To many, bows are a simple facet of the kindercore look; a style reserved for mucking around a playground in year three. But in the deft hands of Rocha and Liang, who imparted their own unconventional twists, bows are maturing – and they’re spilling over into beauty.
For London-based Aussie Thomas de Kluyver – Rocha’s AW23 make-up artist – placing fire-engine red ribbon appliqués under eyes unwittingly dropped him right in the centre of a new craze – the TikTok dubbed ‘bow tears.’ Over in New York, Liang’s eponymous label enlisted hair stylist Evanie Frausto for a collection spattered with romanticism and Victorian design language. Playing with one of the offering’s most consistent details, Frausto adorned locks with a spray of dainty pink and black – you guessed it – bows.

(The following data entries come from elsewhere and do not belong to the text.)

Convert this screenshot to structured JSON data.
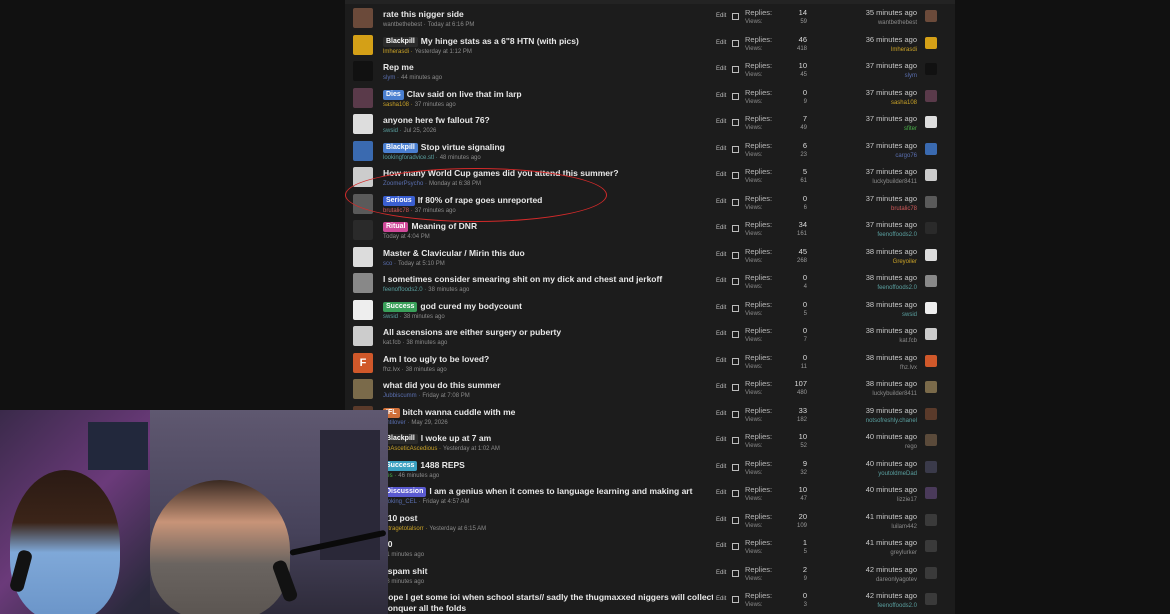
{
  "forum": {
    "edit_label": "Edit",
    "replies_label": "Replies:",
    "views_label": "Views:",
    "threads": [
      {
        "title": "rate this nigger side",
        "prefix": "",
        "prefix_color": "",
        "user": "wantbethebest",
        "date": "Today at 6:16 PM",
        "replies": "14",
        "views": "59",
        "last_time": "35 minutes ago",
        "last_user": "wantbethebest",
        "avatar_color": "#6b4a3a",
        "user_color": "#8b8b8b",
        "last_user_color": "#8b8b8b"
      },
      {
        "title": "My hinge stats as a 6\"8 HTN (with pics)",
        "prefix": "Blackpill",
        "prefix_color": "#2b2b2b",
        "user": "lmherasdi",
        "date": "Yesterday at 1:12 PM",
        "replies": "46",
        "views": "418",
        "last_time": "36 minutes ago",
        "last_user": "lmherasdi",
        "avatar_color": "#d4a017",
        "user_color": "#c9a227",
        "last_user_color": "#c9a227"
      },
      {
        "title": "Rep me",
        "prefix": "",
        "prefix_color": "",
        "user": "slym",
        "date": "44 minutes ago",
        "replies": "10",
        "views": "45",
        "last_time": "37 minutes ago",
        "last_user": "slym",
        "avatar_color": "#111111",
        "user_color": "#5a6fb0",
        "last_user_color": "#5a6fb0"
      },
      {
        "title": "Clav said on live that im larp",
        "prefix": "Dies",
        "prefix_color": "#4a7fd0",
        "user": "sasha108",
        "date": "37 minutes ago",
        "replies": "0",
        "views": "9",
        "last_time": "37 minutes ago",
        "last_user": "sasha108",
        "avatar_color": "#5a3a4a",
        "user_color": "#c9a227",
        "last_user_color": "#c9a227"
      },
      {
        "title": "anyone here fw fallout 76?",
        "prefix": "",
        "prefix_color": "",
        "user": "swsid",
        "date": "Jul 25, 2026",
        "replies": "7",
        "views": "49",
        "last_time": "37 minutes ago",
        "last_user": "sfiter",
        "avatar_color": "#dddddd",
        "user_color": "#5aa0a0",
        "last_user_color": "#4ab04a"
      },
      {
        "title": "Stop virtue signaling",
        "prefix": "Blackpill",
        "prefix_color": "#4a7fd0",
        "user": "lookingforadvice.stl",
        "date": "48 minutes ago",
        "replies": "6",
        "views": "23",
        "last_time": "37 minutes ago",
        "last_user": "cargo76",
        "avatar_color": "#3a6ab0",
        "user_color": "#5aa0a0",
        "last_user_color": "#5a6fb0"
      },
      {
        "title": "How many World Cup games did you attend this summer?",
        "prefix": "",
        "prefix_color": "",
        "user": "ZoomerPsycho",
        "date": "Monday at 6:38 PM",
        "replies": "5",
        "views": "61",
        "last_time": "37 minutes ago",
        "last_user": "luckybuilder8411",
        "avatar_color": "#cccccc",
        "user_color": "#5a6fb0",
        "last_user_color": "#8b8b8b"
      },
      {
        "title": "If 80% of rape goes unreported",
        "prefix": "Serious",
        "prefix_color": "#3a5fd0",
        "user": "brutalic78",
        "date": "37 minutes ago",
        "replies": "0",
        "views": "6",
        "last_time": "37 minutes ago",
        "last_user": "brutalic78",
        "avatar_color": "#5a5a5a",
        "user_color": "#d05a5a",
        "last_user_color": "#d05a5a"
      },
      {
        "title": "Meaning of DNR",
        "prefix": "Ritual",
        "prefix_color": "#d04a9a",
        "user": "",
        "date": "Today at 4:04 PM",
        "replies": "34",
        "views": "161",
        "last_time": "37 minutes ago",
        "last_user": "feenoffoods2.0",
        "avatar_color": "#2a2a2a",
        "user_color": "#8b8b8b",
        "last_user_color": "#5aa0a0"
      },
      {
        "title": "Master & Clavicular / Mirin this duo",
        "prefix": "",
        "prefix_color": "",
        "user": "sco",
        "date": "Today at 5:10 PM",
        "replies": "45",
        "views": "268",
        "last_time": "38 minutes ago",
        "last_user": "Greyoiler",
        "avatar_color": "#dcdcdc",
        "user_color": "#5a6fb0",
        "last_user_color": "#c9a227"
      },
      {
        "title": "I sometimes consider smearing shit on my dick and chest and jerkoff",
        "prefix": "",
        "prefix_color": "",
        "user": "feenoffoods2.0",
        "date": "38 minutes ago",
        "replies": "0",
        "views": "4",
        "last_time": "38 minutes ago",
        "last_user": "feenoffoods2.0",
        "avatar_color": "#888888",
        "user_color": "#5aa0a0",
        "last_user_color": "#5aa0a0"
      },
      {
        "title": "god cured my bodycount",
        "prefix": "Success",
        "prefix_color": "#3aa05a",
        "user": "swsid",
        "date": "38 minutes ago",
        "replies": "0",
        "views": "5",
        "last_time": "38 minutes ago",
        "last_user": "swsid",
        "avatar_color": "#eeeeee",
        "user_color": "#5aa0a0",
        "last_user_color": "#5aa0a0"
      },
      {
        "title": "All ascensions are either surgery or puberty",
        "prefix": "",
        "prefix_color": "",
        "user": "kat.fcb",
        "date": "38 minutes ago",
        "replies": "0",
        "views": "7",
        "last_time": "38 minutes ago",
        "last_user": "kat.fcb",
        "avatar_color": "#cccccc",
        "user_color": "#8b8b8b",
        "last_user_color": "#8b8b8b"
      },
      {
        "title": "Am I too ugly to be loved?",
        "prefix": "",
        "prefix_color": "",
        "user": "fhz.lvx",
        "date": "38 minutes ago",
        "replies": "0",
        "views": "11",
        "last_time": "38 minutes ago",
        "last_user": "fhz.lvx",
        "avatar_color": "#d0582a",
        "avatar_letter": "F",
        "user_color": "#8b8b8b",
        "last_user_color": "#8b8b8b"
      },
      {
        "title": "what did you do this summer",
        "prefix": "",
        "prefix_color": "",
        "user": "Jubbiscumm",
        "date": "Friday at 7:08 PM",
        "replies": "107",
        "views": "480",
        "last_time": "38 minutes ago",
        "last_user": "luckybuilder8411",
        "avatar_color": "#7a6a4a",
        "user_color": "#5a6fb0",
        "last_user_color": "#8b8b8b"
      },
      {
        "title": "bitch wanna cuddle with me",
        "prefix": "IFL",
        "prefix_color": "#d0703a",
        "user": "antilover",
        "date": "May 29, 2026",
        "replies": "33",
        "views": "182",
        "last_time": "39 minutes ago",
        "last_user": "notsofreshly.chanel",
        "avatar_color": "#5a3a2a",
        "user_color": "#5a6fb0",
        "last_user_color": "#5aa0a0"
      },
      {
        "title": "I woke up at 7 am",
        "prefix": "Blackpill",
        "prefix_color": "#2b2b2b",
        "user": "BoAsceticAscedious",
        "date": "Yesterday at 1:02 AM",
        "replies": "10",
        "views": "52",
        "last_time": "40 minutes ago",
        "last_user": "rego",
        "avatar_color": "#5a4a3a",
        "user_color": "#c9a227",
        "last_user_color": "#8b8b8b"
      },
      {
        "title": "1488 REPS",
        "prefix": "Success",
        "prefix_color": "#3aa0c0",
        "user": "ffes",
        "date": "46 minutes ago",
        "replies": "9",
        "views": "32",
        "last_time": "40 minutes ago",
        "last_user": "youtoldmeDad",
        "avatar_color": "#3a3a4a",
        "user_color": "#4ab04a",
        "last_user_color": "#5aa0a0"
      },
      {
        "title": "I am a genius when it comes to language learning and making art",
        "prefix": "Discussion",
        "prefix_color": "#5a5ad0",
        "user": "looking_CEL",
        "date": "Friday at 4:57 AM",
        "replies": "10",
        "views": "47",
        "last_time": "40 minutes ago",
        "last_user": "lizzie17",
        "avatar_color": "#4a3a5a",
        "user_color": "#5a6fb0",
        "last_user_color": "#8b8b8b"
      },
      {
        "title": "710 post",
        "prefix": "",
        "prefix_color": "",
        "user": "retragetotalsorr",
        "date": "Yesterday at 6:15 AM",
        "replies": "20",
        "views": "109",
        "last_time": "41 minutes ago",
        "last_user": "luilam442",
        "avatar_color": "#3a3a3a",
        "user_color": "#c9a227",
        "last_user_color": "#8b8b8b"
      },
      {
        "title": "00",
        "prefix": "",
        "prefix_color": "",
        "user": "",
        "date": "41 minutes ago",
        "replies": "1",
        "views": "5",
        "last_time": "41 minutes ago",
        "last_user": "greylurker",
        "avatar_color": "#3a3a3a",
        "user_color": "#8b8b8b",
        "last_user_color": "#8b8b8b"
      },
      {
        "title": "I spam shit",
        "prefix": "",
        "prefix_color": "",
        "user": "",
        "date": "48 minutes ago",
        "replies": "2",
        "views": "9",
        "last_time": "42 minutes ago",
        "last_user": "dareonlyagotev",
        "avatar_color": "#3a3a3a",
        "user_color": "#8b8b8b",
        "last_user_color": "#8b8b8b"
      },
      {
        "title": "hope I get some ioi when school starts// sadly the thugmaxxed niggers will collect and",
        "prefix": "",
        "prefix_color": "",
        "user": "",
        "date": "",
        "replies": "0",
        "views": "3",
        "last_time": "42 minutes ago",
        "last_user": "feenoffoods2.0",
        "avatar_color": "#3a3a3a",
        "user_color": "#8b8b8b",
        "last_user_color": "#5aa0a0"
      }
    ],
    "extra_line": "conquer all the folds"
  }
}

The bow tears look was recreated by hundreds of people across TikTok and other major social networking sites, usually as part of a subcultural movement favouring hyper-feminine aesthetics dubbed ‘coquette-core’ that’s sweeping the World Wide Web. Characterised by classically feminine stylistic elements such as lace, pearls and ribbons combined with rosy blush and glittery lip gloss, it comes as no surprise that the bow obsessed AW23 season set it into motion.
That being said, there may be more to this bountiful bow explosion than it just being the next in a long line of fast-passing trends. The popularity of the bow craze represents a wider exploration undertaken by designers to establish and examine the boundaries of femininity. Using ‘coquette-core’ staples like lace and pearls to develop corresponding looks donned by both male and female models, Rocha lensed in on the binary and recontextualised it. Liang’s show contrasted the whimsy femininity of details like silky ruffles and pink rosettes with pieces typically deemed more masculine, such as puffer jackets and tailored, calf-length coats.
While this societally gendered aesthetic is certainly not exclusive to women, the stylish swell is nevertheless celebratory of womanhood. It reinforces the idea that softer, delicate aesthetics – embodied by men or women – can empower, inspire and be an appreciated form of creative expression. Boundaries can be bent – or even tied up with a bow.